Maybe you called the pizza joint but accidentally called anorexics anonymous and felt really guilty afterwards.

On one occasion I even went to pick up pizza my wife ordered, only I went to the wrong pizza place. What was even worse was they gave me two pizzas and sent me on my way.

It was only when I got home and my wife opened the boxes did she smell something funny, and it wasn't the food.

After grilling me with questions under a very bright 100-watt light bulb for several minutes, she discovered I had gone to the wrong place and picked up someone else's pizza.

Now, as bad as that may seem, it is nothing compared to a man in Campbell River who called police headquarters to score some drugs.

How stupid or doped up do you have to be to call the police for some illegal drugs?

"Hey honey, what's the number for our local drug dealer? Are you sure? Cause I don't want to end up calling the police by mistake again. That was really embarrassing the last time and it took years before they stopped ribbing me about it."

Not only did this guy call the police for drugs, but he called them a second time to confirm the meeting and ask the officer if he was willing to trade some Oxys for $100 worth of drugs.

What a maroon.

The guy was arrested when he showed up for the meeting.

Charges of being totally stupid are pending.

Speaking of stupid... Roy Lester, a 61-year-old lifeguard from Long Beach, New York has been told that he has to wear skimpy swimming briefs instead of the cycling shorts he prefers, and as far as I am concerned, the Office of Parks, Recreation and Historic Preservation, whom Lester sued, is totally wrong.

Who in their right mind wants to see a 61-year-old in skimpy swim trunks?

A law should have been introduced a long time ago banning all, especially hairy men, from wearing such trunks in public.

Now, there are some people who don't mind seeing young, fit males in a pair of swim trunks resembling a marble pouch.
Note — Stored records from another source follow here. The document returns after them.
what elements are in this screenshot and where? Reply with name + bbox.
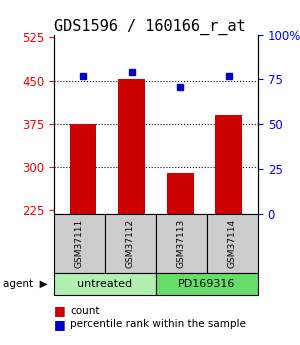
Text: GSM37112: GSM37112 [126, 219, 135, 268]
Text: GSM37113: GSM37113 [177, 219, 186, 268]
Bar [167, 172, 194, 214]
Bar [70, 124, 97, 214]
Text: untreated: untreated [77, 279, 133, 289]
Text: PD169316: PD169316 [178, 279, 236, 289]
Text: GSM37114: GSM37114 [228, 219, 237, 268]
Bar [215, 115, 242, 214]
Bar [118, 79, 145, 214]
Text: GDS1596 / 160166_r_at: GDS1596 / 160166_r_at [54, 19, 246, 35]
Text: ■: ■ [54, 304, 66, 317]
Text: GSM37111: GSM37111 [75, 219, 84, 268]
Text: percentile rank within the sample: percentile rank within the sample [70, 319, 246, 329]
Text: agent  ▶: agent ▶ [3, 279, 48, 289]
Text: count: count [70, 306, 100, 315]
Text: ■: ■ [54, 318, 66, 331]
But who wants to be lying on a beach only to have a 61-year-old wearing such a body-hugging device stand over them? And what function could that possibly have? Any instruction he may be giving you will only go in one ear and out the other.

Maybe the donkeys at the Office of Parks, Recreation and Historic Preservation should all be forced to wear the junk-hugging briefs they wanted Mr. Lester to don and spend a day patrolling the frigid waters of Long Island, and then make an informed decision if Lester's cycling trunks are indeed appropriate apparel.

The shrinkage factor alone may cause them to change their minds.